Issue: Elevated Error Rates

Cause: Increase in traffic caused by a query retry mechanism that failed to close properly

Incident Timeline on the 14th of June:
15:40 UTC - Our Technical Operations Team started investigating alerts and an increase in database traffic.  The increased traffic was caused by a retry mechanism that failed to close properly after query results were provided.
16:07 UTC - By this time, the source queries were recognized and closed. As impact was realized we alerted customers of the issue.
16:29 UTC - With stability confirmed, we moved to the monitoring phase.
17:00 UTC - Incident closed after further confirmation.

Resolution:
Our approach to resilient architecture ensured services remained online but this incident helped us realize improvement opportunities. We have applied a fix which will help services better handle scenarios like this moving forward.

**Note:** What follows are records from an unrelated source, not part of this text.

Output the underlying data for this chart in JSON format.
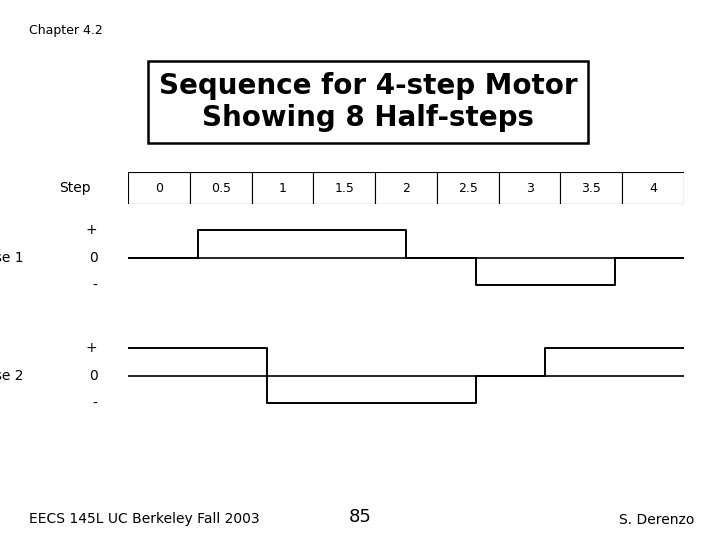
{
  "title_line1": "Sequence for 4-step Motor",
  "title_line2": "Showing 8 Half-steps",
  "chapter": "Chapter 4.2",
  "footer_left": "EECS 145L UC Berkeley Fall 2003",
  "footer_center": "85",
  "footer_right": "S. Derenzo",
  "step_labels": [
    "0",
    "0.5",
    "1",
    "1.5",
    "2",
    "2.5",
    "3",
    "3.5",
    "4"
  ],
  "phase1_x": [
    0,
    0.5,
    0.5,
    2.0,
    2.0,
    2.5,
    2.5,
    3.5,
    3.5,
    4.0
  ],
  "phase1_y": [
    0,
    0,
    1,
    1,
    0,
    0,
    -1,
    -1,
    0,
    0
  ],
  "phase2_x": [
    0,
    0,
    1.0,
    1.0,
    2.5,
    2.5,
    3.0,
    3.0,
    4.0
  ],
  "phase2_y": [
    1,
    1,
    1,
    -1,
    -1,
    0,
    0,
    1,
    1
  ],
  "bg_color": "#ffffff",
  "title_fontsize": 20,
  "chapter_fontsize": 9,
  "footer_fontsize": 10,
  "label_fontsize": 10,
  "step_label_fontsize": 9
}
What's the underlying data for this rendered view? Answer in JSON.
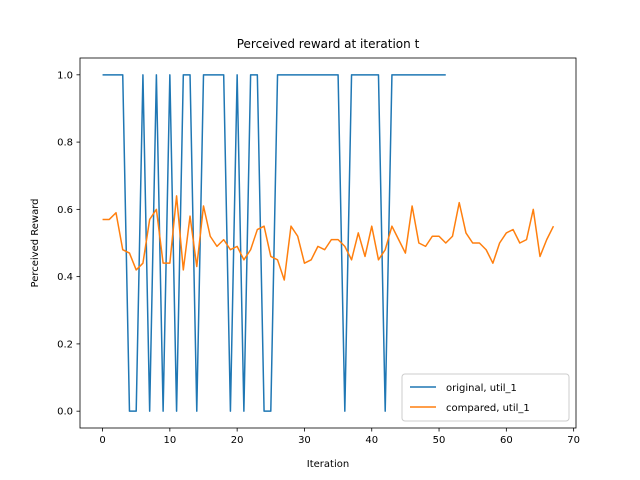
{
  "chart_data": {
    "type": "line",
    "title": "Perceived reward at iteration t",
    "xlabel": "Iteration",
    "ylabel": "Perceived Reward",
    "xlim": [
      -3.35,
      70.35
    ],
    "ylim": [
      -0.05,
      1.05
    ],
    "xticks": [
      0,
      10,
      20,
      30,
      40,
      50,
      60,
      70
    ],
    "yticks": [
      0.0,
      0.2,
      0.4,
      0.6,
      0.8,
      1.0
    ],
    "xtick_labels": [
      "0",
      "10",
      "20",
      "30",
      "40",
      "50",
      "60",
      "70"
    ],
    "ytick_labels": [
      "0.0",
      "0.2",
      "0.4",
      "0.6",
      "0.8",
      "1.0"
    ],
    "grid": false,
    "legend_position": "lower-right",
    "series": [
      {
        "name": "original, util_1",
        "color": "#1f77b4",
        "x": [
          0,
          1,
          2,
          3,
          4,
          5,
          6,
          7,
          8,
          9,
          10,
          11,
          12,
          13,
          14,
          15,
          16,
          17,
          18,
          19,
          20,
          21,
          22,
          23,
          24,
          25,
          26,
          27,
          28,
          29,
          30,
          31,
          32,
          33,
          34,
          35,
          36,
          37,
          38,
          39,
          40,
          41,
          42,
          43,
          44,
          45,
          46,
          47,
          48,
          49,
          50,
          51
        ],
        "values": [
          1,
          1,
          1,
          1,
          0,
          0,
          1,
          0,
          1,
          0,
          1,
          0,
          1,
          1,
          0,
          1,
          1,
          1,
          1,
          0,
          1,
          0,
          1,
          1,
          0,
          0,
          1,
          1,
          1,
          1,
          1,
          1,
          1,
          1,
          1,
          1,
          0,
          1,
          1,
          1,
          1,
          1,
          0,
          1,
          1,
          1,
          1,
          1,
          1,
          1,
          1,
          1
        ]
      },
      {
        "name": "compared, util_1",
        "color": "#ff7f0e",
        "x": [
          0,
          1,
          2,
          3,
          4,
          5,
          6,
          7,
          8,
          9,
          10,
          11,
          12,
          13,
          14,
          15,
          16,
          17,
          18,
          19,
          20,
          21,
          22,
          23,
          24,
          25,
          26,
          27,
          28,
          29,
          30,
          31,
          32,
          33,
          34,
          35,
          36,
          37,
          38,
          39,
          40,
          41,
          42,
          43,
          44,
          45,
          46,
          47,
          48,
          49,
          50,
          51,
          52,
          53,
          54,
          55,
          56,
          57,
          58,
          59,
          60,
          61,
          62,
          63,
          64,
          65,
          66,
          67
        ],
        "values": [
          0.57,
          0.57,
          0.59,
          0.48,
          0.47,
          0.42,
          0.44,
          0.57,
          0.6,
          0.44,
          0.44,
          0.64,
          0.42,
          0.58,
          0.43,
          0.61,
          0.52,
          0.49,
          0.51,
          0.48,
          0.49,
          0.45,
          0.48,
          0.54,
          0.55,
          0.46,
          0.45,
          0.39,
          0.55,
          0.52,
          0.44,
          0.45,
          0.49,
          0.48,
          0.51,
          0.51,
          0.49,
          0.45,
          0.53,
          0.46,
          0.55,
          0.45,
          0.48,
          0.55,
          0.51,
          0.47,
          0.61,
          0.5,
          0.49,
          0.52,
          0.52,
          0.5,
          0.52,
          0.62,
          0.53,
          0.5,
          0.5,
          0.48,
          0.44,
          0.5,
          0.53,
          0.54,
          0.5,
          0.51,
          0.6,
          0.46,
          0.51,
          0.55
        ]
      }
    ]
  }
}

Posted Jun 28, 2022 - 03:29 UTC

Resolved
This incident has been resolved. We will share RCA details as they become available.
Posted Jun 14, 2022 - 17:00 UTC
Monitoring
The source of this issue has been identified and we have taken corrective action to resolve. Systems are stable and we are monitoring closely.
Posted Jun 14, 2022 - 16:29 UTC
Investigating
We are investigating an increase in error rates and latency. We will update when we have more information.
Posted Jun 14, 2022 - 16:07 UTC
This incident affected: Gainsight CS - US1 Region (Gainsight CS US1 Application).